When things get bad, it’s time to make them smaller — that message applied to the trends in water use and agriculture as well. The policies of industrial agriculture, promoted by the Green Revolution of the 1950s and still in wide use today, have driven economic growth but have devastated drinking-water supplies and contaminated the African environment with untold chemicals, creating “a picture of gloom and hopelessness,” said Edward Oyugi of Kenya’s African Reference Group on Water. Oyugi stressed the importance of a social contract in creating a sustainable water use and management strategy in his country and across Africa — where small, family-scale farming has always been, and will continue to be, the basic form of survival.

The conference revealed a fierce, virtually unanimous reproach of Israel’s building of the wall, which activists claim is robbing Palestinians of key access to drinking water.
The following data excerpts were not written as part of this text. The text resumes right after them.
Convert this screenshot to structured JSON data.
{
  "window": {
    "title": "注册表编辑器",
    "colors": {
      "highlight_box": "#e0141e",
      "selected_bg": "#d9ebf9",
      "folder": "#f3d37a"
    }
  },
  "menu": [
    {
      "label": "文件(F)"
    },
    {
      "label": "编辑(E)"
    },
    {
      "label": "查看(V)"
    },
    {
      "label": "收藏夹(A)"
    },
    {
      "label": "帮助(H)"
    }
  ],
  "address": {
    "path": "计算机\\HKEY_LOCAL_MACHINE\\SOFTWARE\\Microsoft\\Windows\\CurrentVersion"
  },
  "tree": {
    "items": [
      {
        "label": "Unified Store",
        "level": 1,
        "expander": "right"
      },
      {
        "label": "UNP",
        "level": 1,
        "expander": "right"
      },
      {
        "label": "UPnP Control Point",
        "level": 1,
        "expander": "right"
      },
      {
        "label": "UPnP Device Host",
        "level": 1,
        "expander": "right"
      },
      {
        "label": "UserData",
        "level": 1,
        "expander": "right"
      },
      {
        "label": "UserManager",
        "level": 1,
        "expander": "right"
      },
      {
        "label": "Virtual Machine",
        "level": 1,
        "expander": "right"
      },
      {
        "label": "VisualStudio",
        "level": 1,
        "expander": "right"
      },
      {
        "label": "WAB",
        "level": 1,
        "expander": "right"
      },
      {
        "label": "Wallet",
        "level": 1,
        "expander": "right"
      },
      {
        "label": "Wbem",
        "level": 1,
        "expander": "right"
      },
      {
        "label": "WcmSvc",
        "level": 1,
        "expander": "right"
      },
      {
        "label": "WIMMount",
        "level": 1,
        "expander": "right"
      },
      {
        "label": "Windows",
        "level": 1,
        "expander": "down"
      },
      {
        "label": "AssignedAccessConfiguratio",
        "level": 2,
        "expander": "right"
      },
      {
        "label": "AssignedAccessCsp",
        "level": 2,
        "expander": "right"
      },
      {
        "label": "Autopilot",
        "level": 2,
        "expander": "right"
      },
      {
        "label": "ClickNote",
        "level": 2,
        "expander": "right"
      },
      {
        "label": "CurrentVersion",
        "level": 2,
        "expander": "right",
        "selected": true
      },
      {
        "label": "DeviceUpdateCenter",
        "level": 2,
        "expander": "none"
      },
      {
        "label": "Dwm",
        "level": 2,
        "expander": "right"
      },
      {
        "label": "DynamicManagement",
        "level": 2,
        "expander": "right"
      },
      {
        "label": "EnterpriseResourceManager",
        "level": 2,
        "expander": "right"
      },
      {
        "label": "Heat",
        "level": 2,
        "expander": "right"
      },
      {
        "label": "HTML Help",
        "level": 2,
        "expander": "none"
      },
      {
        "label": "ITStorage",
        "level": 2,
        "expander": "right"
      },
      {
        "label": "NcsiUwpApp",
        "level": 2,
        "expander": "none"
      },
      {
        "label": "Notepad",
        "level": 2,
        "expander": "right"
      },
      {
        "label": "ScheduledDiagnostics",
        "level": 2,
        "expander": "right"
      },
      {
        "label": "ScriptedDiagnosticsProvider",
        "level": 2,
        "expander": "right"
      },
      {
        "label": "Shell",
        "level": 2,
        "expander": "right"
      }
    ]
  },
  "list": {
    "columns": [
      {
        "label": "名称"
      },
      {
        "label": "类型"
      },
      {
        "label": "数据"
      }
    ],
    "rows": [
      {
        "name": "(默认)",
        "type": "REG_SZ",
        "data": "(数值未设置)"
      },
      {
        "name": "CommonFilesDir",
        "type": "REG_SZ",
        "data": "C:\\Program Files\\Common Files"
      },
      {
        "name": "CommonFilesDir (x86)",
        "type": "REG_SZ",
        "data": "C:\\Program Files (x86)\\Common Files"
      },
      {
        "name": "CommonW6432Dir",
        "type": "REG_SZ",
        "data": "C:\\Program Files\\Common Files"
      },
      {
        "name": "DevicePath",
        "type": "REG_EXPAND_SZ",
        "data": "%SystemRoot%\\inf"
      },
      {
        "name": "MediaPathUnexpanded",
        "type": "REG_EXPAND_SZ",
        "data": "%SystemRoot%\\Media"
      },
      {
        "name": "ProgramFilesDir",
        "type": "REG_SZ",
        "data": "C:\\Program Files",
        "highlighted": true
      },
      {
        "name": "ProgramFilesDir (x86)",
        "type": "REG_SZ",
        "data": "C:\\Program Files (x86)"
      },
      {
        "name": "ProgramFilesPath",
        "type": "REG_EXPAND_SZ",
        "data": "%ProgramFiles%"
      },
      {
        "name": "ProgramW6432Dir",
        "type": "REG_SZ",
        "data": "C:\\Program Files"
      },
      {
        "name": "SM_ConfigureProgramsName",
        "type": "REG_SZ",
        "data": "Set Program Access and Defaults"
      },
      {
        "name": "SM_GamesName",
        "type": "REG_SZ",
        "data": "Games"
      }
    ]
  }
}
Israelis consume vastly greater amounts of water than any of their Arabic neighbors — 300 million cubic liters per year compared to 23 million for the Palestinians, for example.

Activists walked away from the two-day talks with apparent hope for improvement in the way water and sanitation are managed, developed, and distributed around the world in years to come. But toward the conference’s end — before Gorbachev retook the podium and, as founder and chair of the nonprofit group Green Cross International, repeated his call for a global glasnost — Jean Bosco Bazie from Niger stood up again to speak.

He pointed out that when the World Bank or the IMF writes a declaration, they see that their goals are carried through. But U.N. workers, water experts, and NGO representatives keep coming to the same conferences and talking about the same needs — to give poor countries greater access to water and sanitation, to lift subsidies from agribusiness, or to relieve national debt — with no clear changes to show for it.

“And why is that?” Bazie asked the crowd in an aggressive voice, his stare poised out over their heads, as though the answer was hovering there. “Because the people in power are never here! We’ll all come back again and nothing will have changed.”